As far as Esenin and Duncan themselves are concerned, the tabloid fantasist Narodny saw them, above all, as iconic images of bohemian culture and high priests of the “Roaring Twenties.” He “simply” completed and “beautified” their life stories according to his own preconceptions, the demands of the mass-market adventure genre, popular in the “yellow” press, and his own theosophical ideas about the future synthesis of poetry, dance, and life. The paradox here is the fact that this naïve “completion” allowed him to express and even take to its logical, yet absurd, conclusions the pretentious, sensational, journalistic, cosmopolitan, “operatic” and “tasteless” character of the tragic life and art of the real-life Serge and Isadora.

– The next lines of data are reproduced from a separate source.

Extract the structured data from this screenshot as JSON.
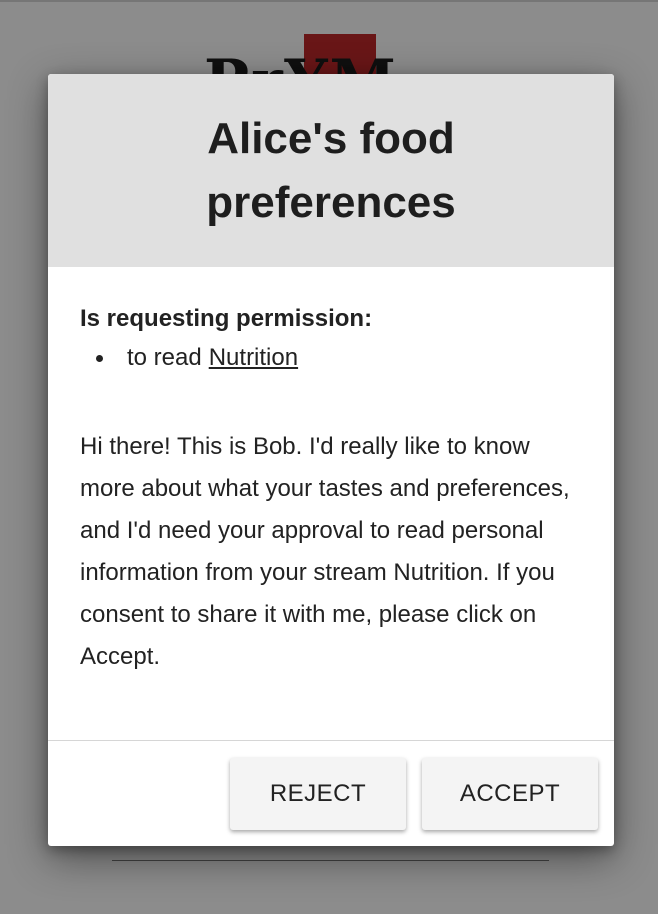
{
  "dialog": {
    "title": "Alice's food preferences",
    "permission_heading": "Is requesting permission:",
    "permissions": [
      {
        "prefix": "to read",
        "stream": "Nutrition"
      }
    ],
    "message": "Hi there! This is Bob. I'd really like to know more about what your tastes and preferences, and I'd need your approval to read personal information from your stream Nutrition. If you consent to share it with me, please click on Accept.",
    "reject_label": "REJECT",
    "accept_label": "ACCEPT"
  },
  "background_page": {
    "logo_color": "#c0282a"
  }
}
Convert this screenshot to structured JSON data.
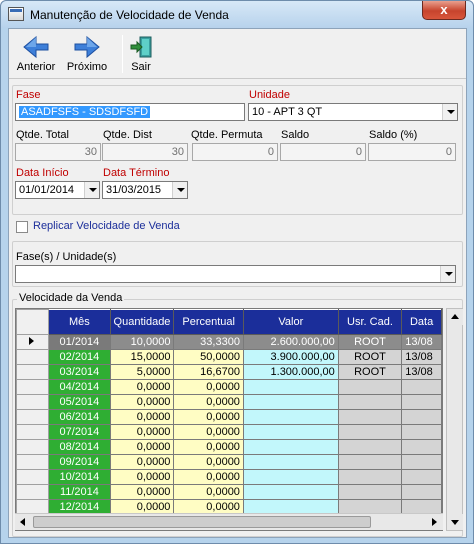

“The fairy tale,” remark the authors of one of the latest biographies of Esenin, “was the formula for Esenin’s life.” These words are no less relevant to the fate of Duncan. But in both cases, one essential epithet should be added: a glamorous, tabloid fairy tale, circulated among a million people, a phenomenon (or literary fact, to use Tynianov’s term) of 1920s-era bohemian culture that spanned the globe from San Francisco to Leningrad.
In this newspaper-oriented mass culture, the Poet’s and Dancer’s terrible fates were written not in blood, but in typographic font. And in this capacity, they are real and worthy of a scholarly attention. One should not be surprised that as sophisticated a connoisseur of Russian modernism as V. F. Markov (who obviously preferred the “authentic” Velimir Khlebnikov to the “superficial” Sergei) believed the fantastic legend of Esenin’s last will and testament, as related in the memoirs of the American impresario. Good cultural historians not only record rationally established facts and weed out fabrications, but also listen in, paraphrasing Alexander Blok, to the vulgar, popular “music” of contemporary myths and the most unlikely rumors, slanders, and mystifications.
Ultimately, what we might call the mystification industry speaks in its own “ridiculous” (mass-market) language not about things that actually happened, but rather about (ethe)real biases, aspirations, fears, and ideological conflicts — which it reenacts and sells to the world.